To date, few studies have investigated the effect of exercise training on myonectin levels. In animal studies, voluntary running wheel for 2 weeks (16) and endurance treadmill exercise for 4 weeks (17) increased myonectin levels in skeletal muscle and circulation in wild-type mice. Increased myonectin concentrations in the diaphragm muscle of the lean and obese Zucker rats were observed after 9 weeks of aerobic exercises (18). Furthermore, in a human study, 8 weeks of aerobic exercise training increased serum myonectin levels in obese women (19).
Previous studies often focused on low to moderate aerobic exercises. In the present study, high-intensity progressive resistance training (HIPRT), mainly composed of concentric contractions, was used to minimize the muscle damage caused by eccentric exercises. Although the detailed molecular mechanisms of the changes in circulating levels of myonectin by exercise training have not been elucidated, the intensity of muscular contraction can be an effective factor in the production and secretion of this myokine from skeletal muscle tissue.
Seldin et al. indicated that myonectin expression was up-regulated by an increase in cellular cyclic adenosine monophosphate (cAMP) or calcium levels (16).

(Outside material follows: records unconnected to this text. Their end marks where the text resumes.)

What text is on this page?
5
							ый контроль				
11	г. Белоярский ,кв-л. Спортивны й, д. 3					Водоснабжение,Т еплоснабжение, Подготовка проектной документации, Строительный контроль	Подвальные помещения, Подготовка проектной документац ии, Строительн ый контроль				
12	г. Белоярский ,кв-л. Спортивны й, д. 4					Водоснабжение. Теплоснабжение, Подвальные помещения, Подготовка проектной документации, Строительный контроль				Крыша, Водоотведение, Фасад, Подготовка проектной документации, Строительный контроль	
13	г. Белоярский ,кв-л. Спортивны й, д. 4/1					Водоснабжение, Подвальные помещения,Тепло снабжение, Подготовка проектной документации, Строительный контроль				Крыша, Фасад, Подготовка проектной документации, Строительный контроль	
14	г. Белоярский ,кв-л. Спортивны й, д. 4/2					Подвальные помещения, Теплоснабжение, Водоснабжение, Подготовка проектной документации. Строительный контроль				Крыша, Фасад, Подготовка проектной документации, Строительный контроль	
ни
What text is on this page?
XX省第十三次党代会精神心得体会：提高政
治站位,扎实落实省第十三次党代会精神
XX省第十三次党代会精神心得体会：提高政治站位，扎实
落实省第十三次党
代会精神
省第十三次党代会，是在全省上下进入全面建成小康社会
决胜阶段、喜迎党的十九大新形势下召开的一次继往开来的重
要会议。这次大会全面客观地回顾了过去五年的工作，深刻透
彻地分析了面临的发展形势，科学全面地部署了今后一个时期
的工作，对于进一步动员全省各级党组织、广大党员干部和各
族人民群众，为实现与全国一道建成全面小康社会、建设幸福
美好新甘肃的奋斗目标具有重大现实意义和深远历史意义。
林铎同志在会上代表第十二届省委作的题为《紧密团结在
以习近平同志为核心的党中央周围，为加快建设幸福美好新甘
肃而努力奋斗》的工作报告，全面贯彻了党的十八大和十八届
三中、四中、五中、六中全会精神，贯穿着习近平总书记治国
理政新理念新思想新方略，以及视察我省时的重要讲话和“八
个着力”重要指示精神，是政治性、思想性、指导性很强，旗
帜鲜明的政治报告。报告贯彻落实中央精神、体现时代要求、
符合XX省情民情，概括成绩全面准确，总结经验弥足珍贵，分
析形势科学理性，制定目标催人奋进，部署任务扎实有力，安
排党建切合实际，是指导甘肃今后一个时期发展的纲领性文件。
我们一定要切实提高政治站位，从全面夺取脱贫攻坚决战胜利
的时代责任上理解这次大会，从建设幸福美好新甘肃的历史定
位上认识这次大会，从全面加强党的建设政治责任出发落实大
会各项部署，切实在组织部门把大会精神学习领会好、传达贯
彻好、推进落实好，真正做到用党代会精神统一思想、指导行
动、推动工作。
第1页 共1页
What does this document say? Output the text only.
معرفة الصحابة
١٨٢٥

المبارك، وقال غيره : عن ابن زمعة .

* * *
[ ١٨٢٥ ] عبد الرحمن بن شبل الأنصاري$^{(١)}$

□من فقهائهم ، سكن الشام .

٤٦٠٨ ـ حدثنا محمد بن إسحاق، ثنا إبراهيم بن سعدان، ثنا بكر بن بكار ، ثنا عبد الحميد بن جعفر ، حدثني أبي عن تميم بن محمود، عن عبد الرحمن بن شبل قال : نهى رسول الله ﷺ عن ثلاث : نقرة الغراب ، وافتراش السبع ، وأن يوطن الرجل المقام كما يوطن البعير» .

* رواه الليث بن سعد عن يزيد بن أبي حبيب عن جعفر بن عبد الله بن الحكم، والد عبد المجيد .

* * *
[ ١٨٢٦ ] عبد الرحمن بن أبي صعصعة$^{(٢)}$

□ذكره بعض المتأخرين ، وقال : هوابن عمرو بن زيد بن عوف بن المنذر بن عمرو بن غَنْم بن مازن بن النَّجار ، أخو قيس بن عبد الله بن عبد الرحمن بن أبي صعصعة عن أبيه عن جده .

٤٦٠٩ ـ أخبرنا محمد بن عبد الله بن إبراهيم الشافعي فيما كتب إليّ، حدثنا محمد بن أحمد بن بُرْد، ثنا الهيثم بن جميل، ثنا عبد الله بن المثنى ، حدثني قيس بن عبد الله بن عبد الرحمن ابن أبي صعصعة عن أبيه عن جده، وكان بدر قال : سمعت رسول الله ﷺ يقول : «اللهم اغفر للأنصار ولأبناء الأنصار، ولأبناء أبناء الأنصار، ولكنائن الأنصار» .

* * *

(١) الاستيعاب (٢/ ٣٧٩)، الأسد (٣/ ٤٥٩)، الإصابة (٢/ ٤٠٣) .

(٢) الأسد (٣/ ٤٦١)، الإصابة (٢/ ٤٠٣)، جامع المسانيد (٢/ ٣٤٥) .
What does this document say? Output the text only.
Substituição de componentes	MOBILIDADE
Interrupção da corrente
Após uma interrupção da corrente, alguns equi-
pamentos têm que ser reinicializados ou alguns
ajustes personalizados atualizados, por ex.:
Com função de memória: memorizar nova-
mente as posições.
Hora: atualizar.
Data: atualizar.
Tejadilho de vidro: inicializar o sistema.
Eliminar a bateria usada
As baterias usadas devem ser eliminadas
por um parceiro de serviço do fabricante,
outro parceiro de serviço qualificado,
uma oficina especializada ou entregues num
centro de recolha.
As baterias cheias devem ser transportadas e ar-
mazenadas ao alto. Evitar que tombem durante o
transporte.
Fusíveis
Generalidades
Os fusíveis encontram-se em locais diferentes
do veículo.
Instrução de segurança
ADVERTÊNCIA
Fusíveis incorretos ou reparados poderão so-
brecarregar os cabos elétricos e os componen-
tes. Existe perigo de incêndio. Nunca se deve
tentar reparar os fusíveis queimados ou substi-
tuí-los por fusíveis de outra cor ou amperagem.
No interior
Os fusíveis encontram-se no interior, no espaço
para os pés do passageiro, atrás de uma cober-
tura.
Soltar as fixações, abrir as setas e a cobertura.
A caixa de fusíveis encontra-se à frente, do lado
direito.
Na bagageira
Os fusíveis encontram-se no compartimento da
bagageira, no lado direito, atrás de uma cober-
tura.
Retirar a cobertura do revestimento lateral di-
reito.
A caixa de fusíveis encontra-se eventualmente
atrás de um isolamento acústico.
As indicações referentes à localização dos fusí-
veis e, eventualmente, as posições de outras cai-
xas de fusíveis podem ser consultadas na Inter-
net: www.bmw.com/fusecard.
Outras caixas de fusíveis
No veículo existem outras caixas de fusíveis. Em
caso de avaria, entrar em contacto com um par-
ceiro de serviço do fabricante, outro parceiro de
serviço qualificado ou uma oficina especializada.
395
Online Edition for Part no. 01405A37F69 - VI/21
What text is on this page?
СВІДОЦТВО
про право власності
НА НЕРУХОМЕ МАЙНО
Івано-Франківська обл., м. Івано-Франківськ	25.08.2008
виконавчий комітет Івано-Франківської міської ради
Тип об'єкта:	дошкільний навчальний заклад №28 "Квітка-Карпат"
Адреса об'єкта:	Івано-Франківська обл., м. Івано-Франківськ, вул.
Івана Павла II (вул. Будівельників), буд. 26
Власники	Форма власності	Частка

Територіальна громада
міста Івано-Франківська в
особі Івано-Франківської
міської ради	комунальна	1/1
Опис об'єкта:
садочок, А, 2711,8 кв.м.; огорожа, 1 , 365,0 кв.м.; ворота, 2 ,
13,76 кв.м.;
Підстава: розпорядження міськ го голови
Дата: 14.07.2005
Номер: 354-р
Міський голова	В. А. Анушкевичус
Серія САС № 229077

Increased exercise intensity is associated with increased intramuscular calcium and cAMP levels. Therefore, HIPRT may be more effective than moderate- or low-intensity aerobic training in increasing myonectin levels.
In another study, it was shown that myonectin suppressed autophagy in the liver by activating the mammalian target of rapamycin (mTOR) (26). Additionally, other studies revealed that the mTOR complex plays a role in muscle protein synthesis and skeletal muscle hypertrophy (27, 28). Therefore, mayonectin might play an important role in inhibiting muscle protein degradation induced by obesity. In this regard, a positive correlation between myonectin levels and muscle mass was observed in the present study.
5.1. Conclusions
The result of this study demonstrated that serum myonectin levels were decreased in obesity induced by dietary intervention and increased by PRT to average levels. Consequently, the results of the current study suggest that PRT may be an efficient intervention to enhance serum myonectin levels, which is associated with an increase in muscle mass and the improvement of body composition.